Biathlon-Weltcup: Kuriose Kollision! Voigt und Jeanmonnot stürzen nach unglücklichem Zusammenstoß
In einem spektakulären Zwischenfall beim Biathlon-Weltcup in Kontiolahti sind die deutsche Athletin Vanessa Voigt und die französische Konkurrentin Lou Jeanmonnot nach einer unglücklichen Kollision zu Fall gekommen. Das Malheur ereignete sich während eines Massenstarts in der ersten Runde, als beide Sportlerinnen in einer Abfahrt aufeinandertrafen.
Unglückliches Ausweichmanöver führt zum Doppelsturz
Zunächst sah es nach einem tölpelhaften Rammstoß von Voigt in Richtung der Französin aus, doch die Wiederholungen brachten Klarheit über die tatsächliche Ursache des Zwischenfalls. Vanessa Voigt wurde in der Mitte des Feldes in die Enge getrieben und musste der Norwegerin Maren Kirkeeide ausweichen. Bei diesem Manöver erwischte sie unglücklicherweise die links laufende Lou Jeanmonnot.
ZDF-Experte Sven Fischer analysierte den Vorfall: „Ich glaube, sie ist Kirkeeide ausgewichen. Sie hat sich versucht, schmal zu machen. Das hat aber nicht funktioniert. Lou Jeanmonnot hat das nicht sofort mitbekommen und dementsprechend kam es zur Kollision.“ Seine Beschreibung verdeutlicht, wie schnell sich solche Situationen im dichten Feld eines Biathlon-Massenstarts entwickeln können.

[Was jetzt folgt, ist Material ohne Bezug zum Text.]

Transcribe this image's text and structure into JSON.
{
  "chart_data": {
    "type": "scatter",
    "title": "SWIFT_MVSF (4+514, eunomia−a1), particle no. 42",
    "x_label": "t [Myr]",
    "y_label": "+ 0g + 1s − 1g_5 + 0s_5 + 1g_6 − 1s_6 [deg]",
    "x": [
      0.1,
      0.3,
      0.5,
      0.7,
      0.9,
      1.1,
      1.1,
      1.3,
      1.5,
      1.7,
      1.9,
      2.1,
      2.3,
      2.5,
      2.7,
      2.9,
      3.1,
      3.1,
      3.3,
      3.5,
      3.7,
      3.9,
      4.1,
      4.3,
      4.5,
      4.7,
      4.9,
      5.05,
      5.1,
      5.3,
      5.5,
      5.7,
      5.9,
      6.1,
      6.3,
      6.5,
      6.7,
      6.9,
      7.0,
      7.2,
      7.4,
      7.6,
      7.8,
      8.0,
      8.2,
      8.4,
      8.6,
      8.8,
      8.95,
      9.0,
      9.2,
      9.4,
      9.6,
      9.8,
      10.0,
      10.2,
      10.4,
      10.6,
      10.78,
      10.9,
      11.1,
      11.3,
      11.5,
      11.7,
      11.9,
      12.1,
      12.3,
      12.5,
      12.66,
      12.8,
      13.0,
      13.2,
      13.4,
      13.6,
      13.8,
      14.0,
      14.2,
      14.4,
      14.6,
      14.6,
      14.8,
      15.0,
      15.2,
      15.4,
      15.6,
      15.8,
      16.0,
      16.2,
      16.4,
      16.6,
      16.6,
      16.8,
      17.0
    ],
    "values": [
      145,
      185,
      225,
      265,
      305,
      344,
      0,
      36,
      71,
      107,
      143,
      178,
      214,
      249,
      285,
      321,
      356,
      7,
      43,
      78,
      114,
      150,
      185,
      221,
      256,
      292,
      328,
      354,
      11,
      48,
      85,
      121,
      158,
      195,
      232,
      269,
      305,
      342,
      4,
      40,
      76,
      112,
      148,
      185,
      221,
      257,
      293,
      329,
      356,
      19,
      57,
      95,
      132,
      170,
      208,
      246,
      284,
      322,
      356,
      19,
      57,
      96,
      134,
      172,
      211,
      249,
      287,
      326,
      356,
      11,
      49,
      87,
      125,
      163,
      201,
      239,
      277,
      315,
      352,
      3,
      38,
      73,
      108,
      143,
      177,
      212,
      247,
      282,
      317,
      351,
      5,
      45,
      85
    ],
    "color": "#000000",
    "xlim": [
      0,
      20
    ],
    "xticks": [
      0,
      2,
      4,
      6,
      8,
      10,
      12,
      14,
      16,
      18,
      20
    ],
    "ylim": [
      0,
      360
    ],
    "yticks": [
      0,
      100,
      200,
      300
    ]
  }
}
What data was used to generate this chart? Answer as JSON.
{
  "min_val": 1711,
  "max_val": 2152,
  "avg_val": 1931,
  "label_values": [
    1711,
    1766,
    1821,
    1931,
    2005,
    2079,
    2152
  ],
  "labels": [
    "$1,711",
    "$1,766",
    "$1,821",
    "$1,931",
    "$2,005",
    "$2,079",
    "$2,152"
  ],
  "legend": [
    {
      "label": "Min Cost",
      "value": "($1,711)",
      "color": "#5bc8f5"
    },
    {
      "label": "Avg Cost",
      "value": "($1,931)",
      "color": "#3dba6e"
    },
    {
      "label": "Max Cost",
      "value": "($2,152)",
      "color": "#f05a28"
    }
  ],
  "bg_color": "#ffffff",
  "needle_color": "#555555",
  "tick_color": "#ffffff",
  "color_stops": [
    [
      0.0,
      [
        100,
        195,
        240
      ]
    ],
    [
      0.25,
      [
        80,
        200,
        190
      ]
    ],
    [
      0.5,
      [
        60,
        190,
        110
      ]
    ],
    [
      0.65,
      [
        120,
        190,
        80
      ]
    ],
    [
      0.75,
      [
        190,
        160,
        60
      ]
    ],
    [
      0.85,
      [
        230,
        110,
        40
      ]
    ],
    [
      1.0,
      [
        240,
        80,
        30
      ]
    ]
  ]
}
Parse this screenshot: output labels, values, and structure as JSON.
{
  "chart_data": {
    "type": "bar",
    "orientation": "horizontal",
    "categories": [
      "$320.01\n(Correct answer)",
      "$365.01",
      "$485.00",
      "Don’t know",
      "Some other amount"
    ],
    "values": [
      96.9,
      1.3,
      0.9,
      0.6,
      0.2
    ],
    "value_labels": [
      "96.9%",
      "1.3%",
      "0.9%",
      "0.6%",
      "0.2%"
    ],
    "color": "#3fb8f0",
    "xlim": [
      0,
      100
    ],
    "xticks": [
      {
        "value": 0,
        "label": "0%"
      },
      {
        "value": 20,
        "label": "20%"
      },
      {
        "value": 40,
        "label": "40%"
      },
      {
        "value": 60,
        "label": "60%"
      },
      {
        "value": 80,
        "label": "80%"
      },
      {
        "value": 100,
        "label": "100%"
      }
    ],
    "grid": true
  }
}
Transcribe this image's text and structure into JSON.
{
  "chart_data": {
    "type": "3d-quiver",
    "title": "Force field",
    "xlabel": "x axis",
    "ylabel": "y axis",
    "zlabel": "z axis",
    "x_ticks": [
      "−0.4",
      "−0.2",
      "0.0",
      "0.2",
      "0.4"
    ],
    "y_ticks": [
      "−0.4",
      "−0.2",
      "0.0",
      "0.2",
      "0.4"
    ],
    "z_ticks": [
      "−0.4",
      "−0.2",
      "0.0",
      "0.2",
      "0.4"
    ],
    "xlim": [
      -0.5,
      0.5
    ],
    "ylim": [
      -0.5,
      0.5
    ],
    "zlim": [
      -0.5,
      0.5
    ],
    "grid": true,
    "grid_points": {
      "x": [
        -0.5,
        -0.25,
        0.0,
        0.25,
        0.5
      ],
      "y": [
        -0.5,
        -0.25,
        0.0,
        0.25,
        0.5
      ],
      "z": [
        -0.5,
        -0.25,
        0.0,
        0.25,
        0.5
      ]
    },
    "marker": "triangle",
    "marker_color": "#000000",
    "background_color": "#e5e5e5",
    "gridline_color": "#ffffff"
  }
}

Glück im Unglück für beide Athletinnen
Trotz des spektakulären Sturzes hatten beide Biathletinnen Glück im Unglück. Sie konnten sich direkt nach dem Zusammenprall wieder auf ihre Ski begeben und das Rennen ohne größere Verletzungen fortsetzen. Zwar verloren sie durch den Zwischenfall etwa zehn bis fünfzehn Positionen, doch sie erreichten mit dem restlichen Feld den ersten Liegendanschlag.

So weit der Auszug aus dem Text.